Like most long-range capital plans, a majority of programs relate to the regular repair, upgrade and installation of needed services such as water lines, sewers and roads. It also includes capital improvements to city parks and library systems. At $702 million, it is a pared-down version of a $1.2 billion wish list the city drew up last year of all the things it wanted to do if it had unlimited amounts of money.
Of the $702 million, $391 million would come from debenture borrowing and capital from revenue, including $181 million from plebiscites attached to the election. Those amounts are all funded through the city’s operating budget, which depends upon direct taxation.
The city’s finance bureaucrats have for years warned that such operating budget-based capital spending was rising too fast to sustain with current taxation levels.

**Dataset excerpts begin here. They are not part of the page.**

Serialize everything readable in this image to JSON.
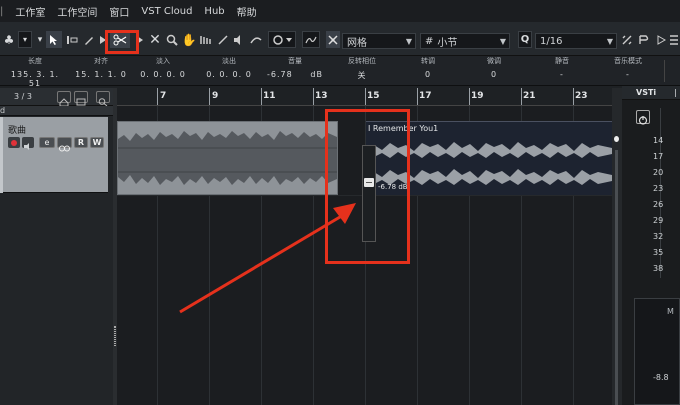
{
  "menu": [
    "工作室",
    "工作空间",
    "窗口",
    "VST Cloud",
    "Hub",
    "帮助"
  ],
  "toolbar": {
    "snap_type": "网格",
    "grid_type": "小节",
    "quantize": "1/16",
    "quantize_icon": "Q"
  },
  "info": [
    {
      "label": "长度",
      "value": "135. 3. 1. 51"
    },
    {
      "label": "对齐",
      "value": "15. 1. 1. 0"
    },
    {
      "label": "淡入",
      "value": "0. 0. 0. 0"
    },
    {
      "label": "淡出",
      "value": "0. 0. 0. 0"
    },
    {
      "label": "音量",
      "value": "-6.78",
      "unit": "dB"
    },
    {
      "label": "反转相位",
      "value": "关"
    },
    {
      "label": "转调",
      "value": "0"
    },
    {
      "label": "微调",
      "value": "0"
    },
    {
      "label": "静音",
      "value": "-"
    },
    {
      "label": "音乐模式",
      "value": "-"
    }
  ],
  "track": {
    "counter": "3 / 3",
    "name": "歌曲",
    "buttons": [
      "e",
      "R",
      "W"
    ]
  },
  "ruler": [
    "7",
    "9",
    "11",
    "13",
    "15",
    "17",
    "19",
    "21",
    "23"
  ],
  "events": {
    "right_name": "I Remember You1",
    "volume_readout": "-6.78 dB"
  },
  "vsti": {
    "tab": "VSTi",
    "scale": [
      "14",
      "17",
      "20",
      "23",
      "26",
      "29",
      "32",
      "35",
      "38"
    ],
    "readout": "-8.8"
  },
  "colors": {
    "accent": "#e5311c",
    "wave": "#9a9fa4",
    "event_right": "#1d2330"
  }
}
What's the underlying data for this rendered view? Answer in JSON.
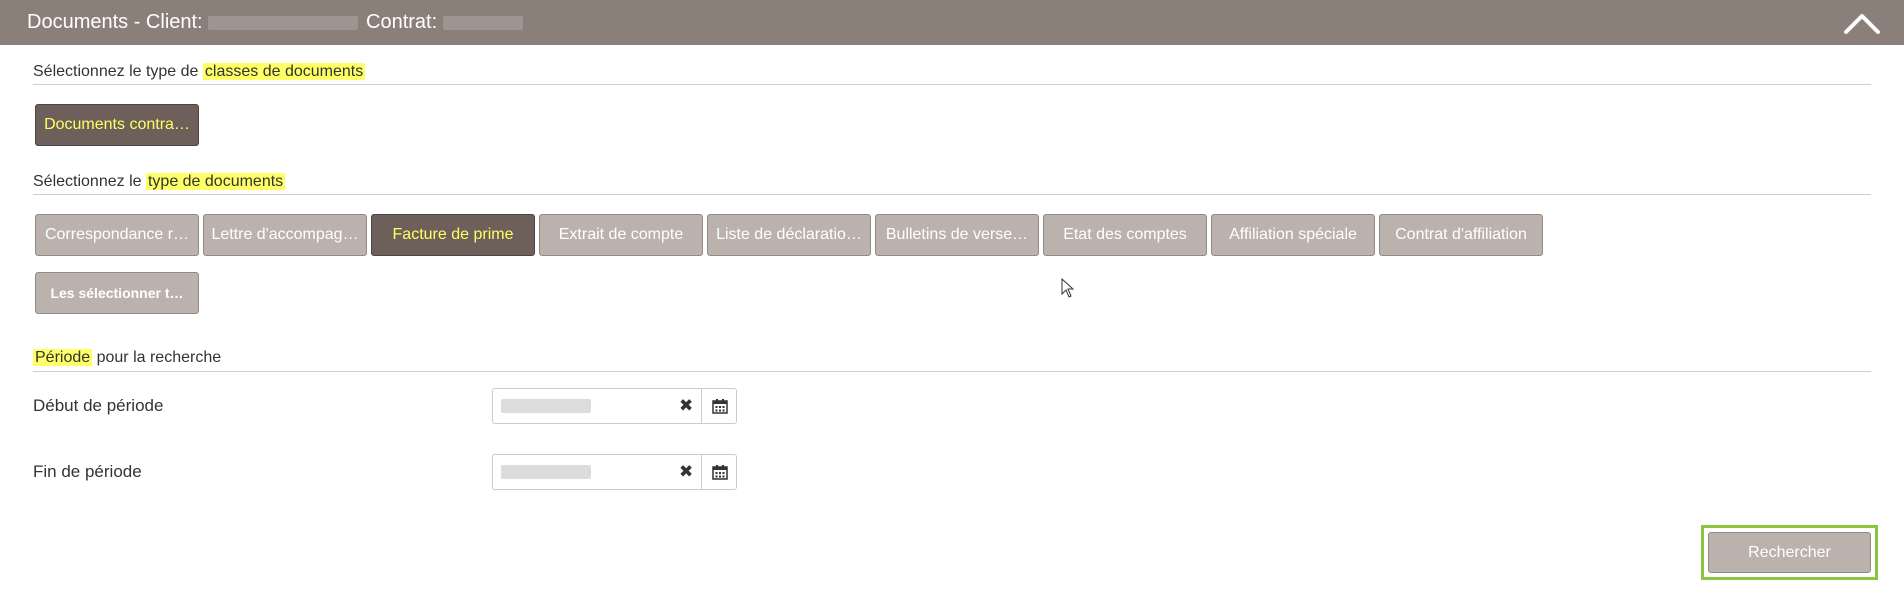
{
  "header": {
    "title": "Documents - Client:",
    "contrat_label": "Contrat:"
  },
  "classes_section": {
    "label_prefix": "Sélectionnez le type de",
    "label_highlight": "classes de documents",
    "buttons": [
      {
        "label": "Documents contra…",
        "selected": true
      }
    ]
  },
  "types_section": {
    "label_prefix": "Sélectionnez le",
    "label_highlight": "type de documents",
    "buttons": [
      {
        "label": "Correspondance r…",
        "selected": false
      },
      {
        "label": "Lettre d'accompag…",
        "selected": false
      },
      {
        "label": "Facture de prime",
        "selected": true
      },
      {
        "label": "Extrait de compte",
        "selected": false
      },
      {
        "label": "Liste de déclaratio…",
        "selected": false
      },
      {
        "label": "Bulletins de verse…",
        "selected": false
      },
      {
        "label": "Etat des comptes",
        "selected": false
      },
      {
        "label": "Affiliation spéciale",
        "selected": false
      },
      {
        "label": "Contrat d'affiliation",
        "selected": false
      }
    ],
    "select_all_label": "Les sélectionner t…"
  },
  "period_section": {
    "label_highlight": "Période",
    "label_suffix": "pour la recherche",
    "start_label": "Début de période",
    "end_label": "Fin de période",
    "clear_glyph": "✖"
  },
  "search_button_label": "Rechercher",
  "colors": {
    "header_bg": "#8b7f7a",
    "button_bg": "#bbb2ae",
    "selected_bg": "#6d605a",
    "highlight": "#ffff66",
    "focus_border": "#8cc63f"
  }
}
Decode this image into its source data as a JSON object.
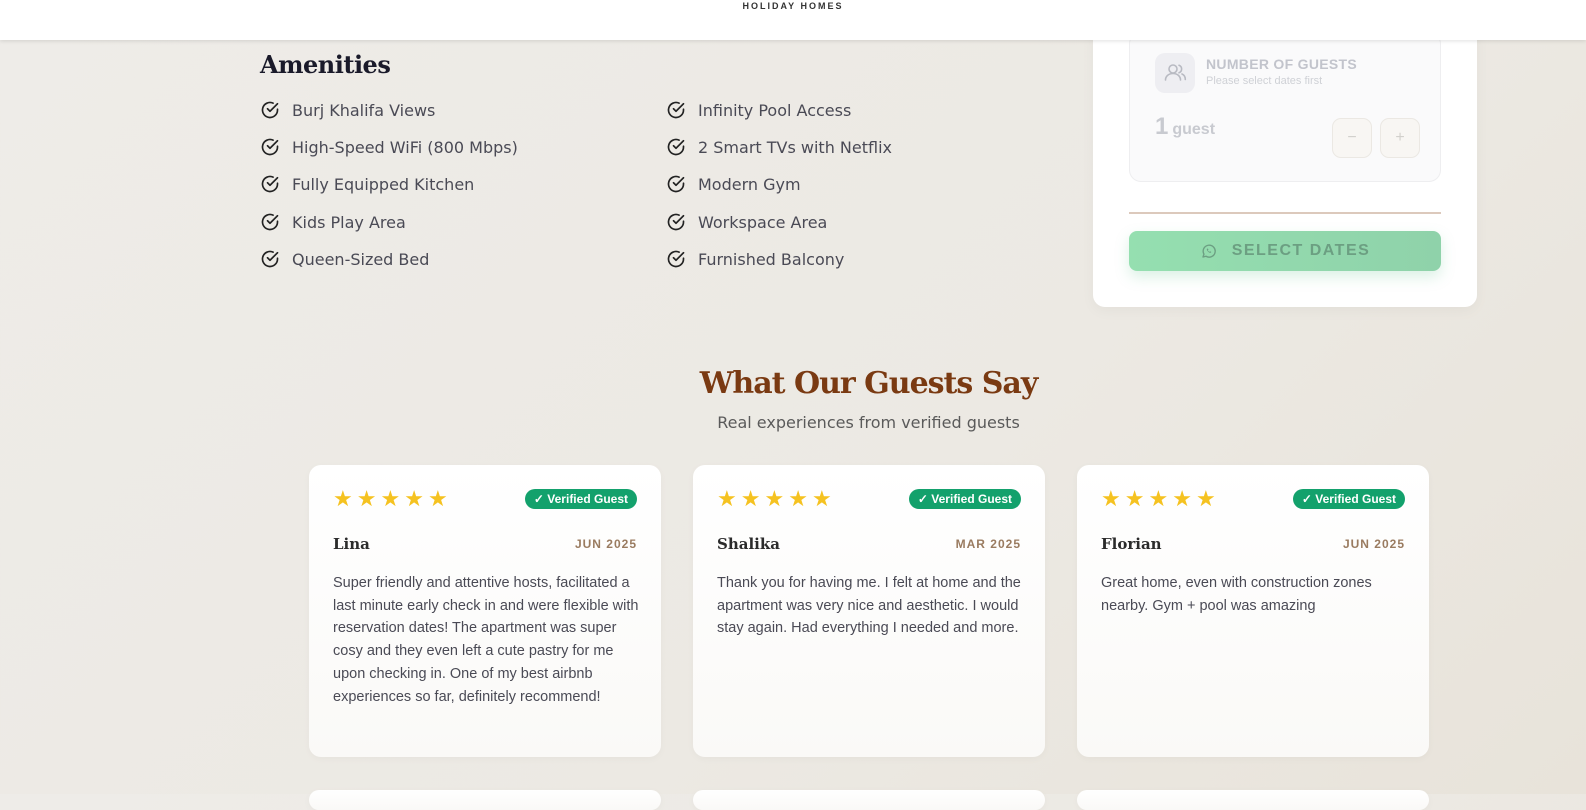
{
  "header": {
    "brand": "HOLIDAY HOMES"
  },
  "amenities": {
    "title": "Amenities",
    "left": [
      "Burj Khalifa Views",
      "High-Speed WiFi (800 Mbps)",
      "Fully Equipped Kitchen",
      "Kids Play Area",
      "Queen-Sized Bed"
    ],
    "right": [
      "Infinity Pool Access",
      "2 Smart TVs with Netflix",
      "Modern Gym",
      "Workspace Area",
      "Furnished Balcony"
    ]
  },
  "booking": {
    "guests_label": "NUMBER OF GUESTS",
    "guests_hint": "Please select dates first",
    "guest_count": "1",
    "guest_unit": "guest",
    "minus": "−",
    "plus": "+",
    "select_dates": "SELECT DATES"
  },
  "reviews": {
    "title": "What Our Guests Say",
    "subtitle": "Real experiences from verified guests",
    "badge": "✓ Verified Guest",
    "rating": 5,
    "items": [
      {
        "name": "Lina",
        "date": "JUN 2025",
        "text": "Super friendly and attentive hosts, facilitated a last minute early check in and were flexible with reservation dates! The apartment was super cosy and they even left a cute pastry for me upon checking in. One of my best airbnb experiences so far, definitely recommend!"
      },
      {
        "name": "Shalika",
        "date": "MAR 2025",
        "text": "Thank you for having me. I felt at home and the apartment was very nice and aesthetic. I would stay again. Had everything I needed and more."
      },
      {
        "name": "Florian",
        "date": "JUN 2025",
        "text": "Great home, even with construction zones nearby. Gym + pool was amazing"
      }
    ]
  },
  "colors": {
    "accent_title": "#7a3a12",
    "verified_badge": "#13a16c",
    "star": "#f5c220",
    "select_button": "#95dfb0"
  },
  "icons": {
    "amenity": "check-circle-icon",
    "guests": "users-icon",
    "select": "whatsapp-icon",
    "rating": "star-icon"
  }
}
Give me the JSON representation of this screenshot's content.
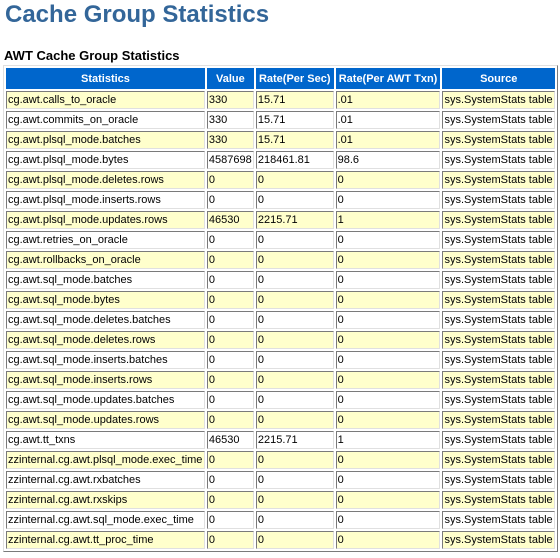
{
  "page": {
    "title": "Cache Group Statistics",
    "section_title": "AWT Cache Group Statistics"
  },
  "table": {
    "headers": [
      "Statistics",
      "Value",
      "Rate(Per Sec)",
      "Rate(Per AWT Txn)",
      "Source"
    ],
    "rows": [
      [
        "cg.awt.calls_to_oracle",
        "330",
        "15.71",
        ".01",
        "sys.SystemStats table"
      ],
      [
        "cg.awt.commits_on_oracle",
        "330",
        "15.71",
        ".01",
        "sys.SystemStats table"
      ],
      [
        "cg.awt.plsql_mode.batches",
        "330",
        "15.71",
        ".01",
        "sys.SystemStats table"
      ],
      [
        "cg.awt.plsql_mode.bytes",
        "4587698",
        "218461.81",
        "98.6",
        "sys.SystemStats table"
      ],
      [
        "cg.awt.plsql_mode.deletes.rows",
        "0",
        "0",
        "0",
        "sys.SystemStats table"
      ],
      [
        "cg.awt.plsql_mode.inserts.rows",
        "0",
        "0",
        "0",
        "sys.SystemStats table"
      ],
      [
        "cg.awt.plsql_mode.updates.rows",
        "46530",
        "2215.71",
        "1",
        "sys.SystemStats table"
      ],
      [
        "cg.awt.retries_on_oracle",
        "0",
        "0",
        "0",
        "sys.SystemStats table"
      ],
      [
        "cg.awt.rollbacks_on_oracle",
        "0",
        "0",
        "0",
        "sys.SystemStats table"
      ],
      [
        "cg.awt.sql_mode.batches",
        "0",
        "0",
        "0",
        "sys.SystemStats table"
      ],
      [
        "cg.awt.sql_mode.bytes",
        "0",
        "0",
        "0",
        "sys.SystemStats table"
      ],
      [
        "cg.awt.sql_mode.deletes.batches",
        "0",
        "0",
        "0",
        "sys.SystemStats table"
      ],
      [
        "cg.awt.sql_mode.deletes.rows",
        "0",
        "0",
        "0",
        "sys.SystemStats table"
      ],
      [
        "cg.awt.sql_mode.inserts.batches",
        "0",
        "0",
        "0",
        "sys.SystemStats table"
      ],
      [
        "cg.awt.sql_mode.inserts.rows",
        "0",
        "0",
        "0",
        "sys.SystemStats table"
      ],
      [
        "cg.awt.sql_mode.updates.batches",
        "0",
        "0",
        "0",
        "sys.SystemStats table"
      ],
      [
        "cg.awt.sql_mode.updates.rows",
        "0",
        "0",
        "0",
        "sys.SystemStats table"
      ],
      [
        "cg.awt.tt_txns",
        "46530",
        "2215.71",
        "1",
        "sys.SystemStats table"
      ],
      [
        "zzinternal.cg.awt.plsql_mode.exec_time",
        "0",
        "0",
        "0",
        "sys.SystemStats table"
      ],
      [
        "zzinternal.cg.awt.rxbatches",
        "0",
        "0",
        "0",
        "sys.SystemStats table"
      ],
      [
        "zzinternal.cg.awt.rxskips",
        "0",
        "0",
        "0",
        "sys.SystemStats table"
      ],
      [
        "zzinternal.cg.awt.sql_mode.exec_time",
        "0",
        "0",
        "0",
        "sys.SystemStats table"
      ],
      [
        "zzinternal.cg.awt.tt_proc_time",
        "0",
        "0",
        "0",
        "sys.SystemStats table"
      ]
    ]
  },
  "colors": {
    "title": "#336699",
    "header_bg": "#0066cc",
    "header_text": "#ffffff",
    "row_alt_bg": "#ffffcc",
    "row_bg": "#ffffff"
  }
}
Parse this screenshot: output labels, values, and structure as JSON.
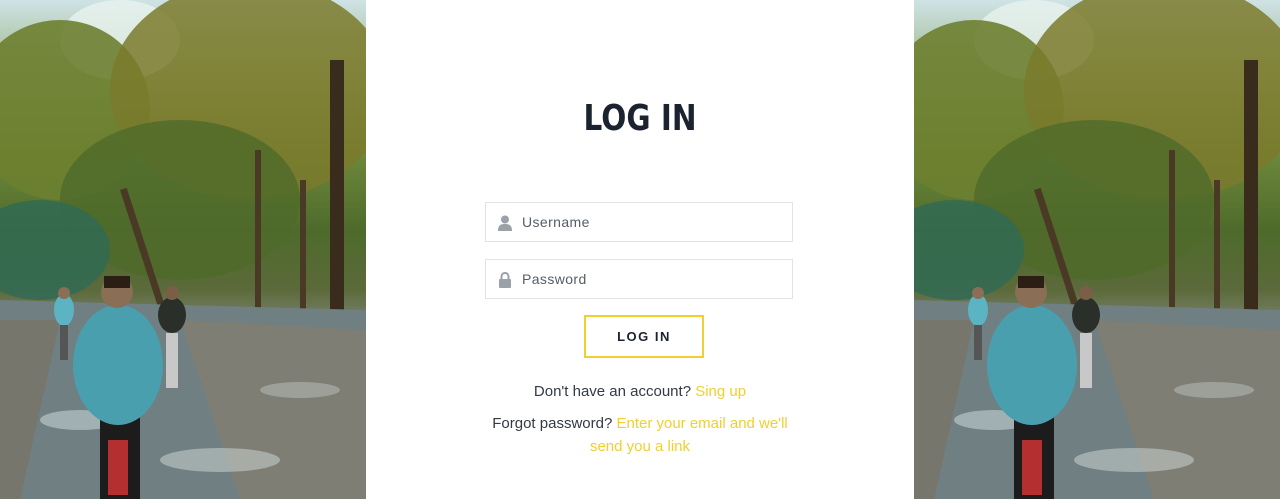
{
  "login": {
    "title": "LOG IN",
    "username_placeholder": "Username",
    "password_placeholder": "Password",
    "submit_label": "LOG IN",
    "signup_prompt": "Don't have an account?",
    "signup_link": "Sing up",
    "forgot_prompt": "Forgot password?",
    "forgot_link": "Enter your email and we'll send you a link"
  },
  "icons": {
    "username": "user-icon",
    "password": "lock-icon"
  },
  "colors": {
    "accent": "#f2cf2f",
    "title": "#1b2230",
    "text": "#333a44",
    "border": "#e3e3e3"
  }
}
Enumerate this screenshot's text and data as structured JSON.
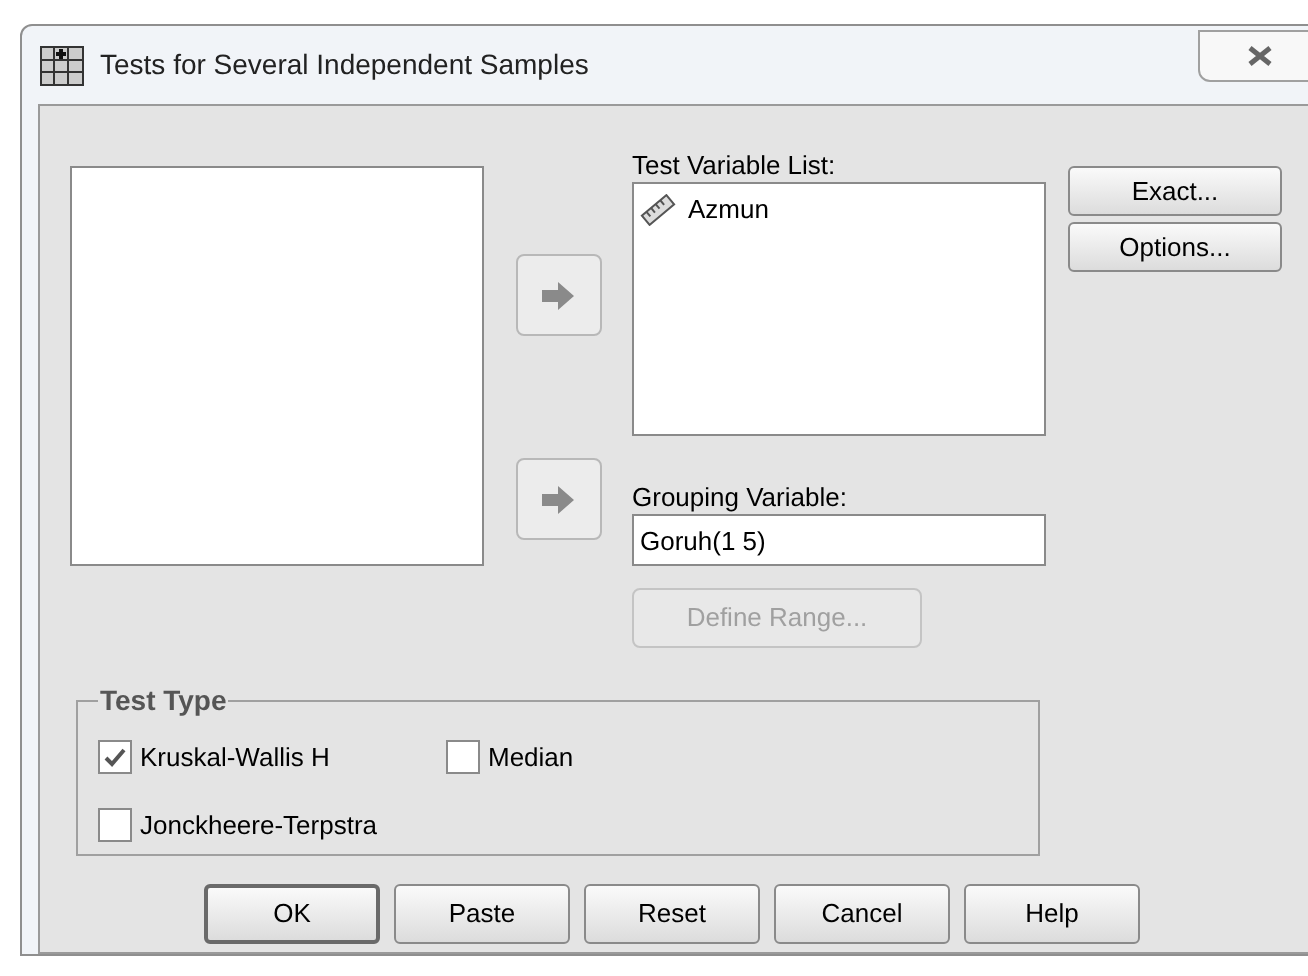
{
  "window": {
    "title": "Tests for Several Independent Samples"
  },
  "test_variable_list": {
    "label": "Test Variable List:",
    "items": [
      {
        "name": "Azmun"
      }
    ]
  },
  "grouping_variable": {
    "label": "Grouping Variable:",
    "value": "Goruh(1 5)"
  },
  "define_range_button": {
    "label": "Define Range...",
    "disabled": true
  },
  "side_buttons": [
    "Exact...",
    "Options..."
  ],
  "test_type": {
    "title": "Test Type",
    "options": [
      {
        "label": "Kruskal-Wallis H",
        "checked": true
      },
      {
        "label": "Median",
        "checked": false
      },
      {
        "label": "Jonckheere-Terpstra",
        "checked": false
      }
    ]
  },
  "buttons": [
    {
      "label": "OK",
      "default": true
    },
    {
      "label": "Paste",
      "default": false
    },
    {
      "label": "Reset",
      "default": false
    },
    {
      "label": "Cancel",
      "default": false
    },
    {
      "label": "Help",
      "default": false
    }
  ]
}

This new plan carves back the city’s expenditure to levels closer to the 2006 capital plan, including less reliance on tax-based funds. The balance of funding from the plan will come from a significant increase in special reserves, development cost levies and community amenity contributions and user fees.
Highlights
• Nearly $25 million for walking and cycling initiatives, including $13.1 million for “active transportation corridors”.
• Purchase of 1,650 new parking meters for $1.65 million for previously unmetered commercial areas.
• New Downtown Eastside-Strathcona library at $15.3 million.
• $10 million to start the Marpole Community Centre.
• Hastings Park greening for $8.4 million.
• $48 million for the city’s share of a new Powell Street overpass.
• $109 million for roads and bridges, including repairs to Granville and Burrard bridges.
• $11.4 million for child care, including 3 new daycares with 150 spaces.
• $139 million for sewers and pumping stations.
• $48 million for water services, including 31 km of water mains.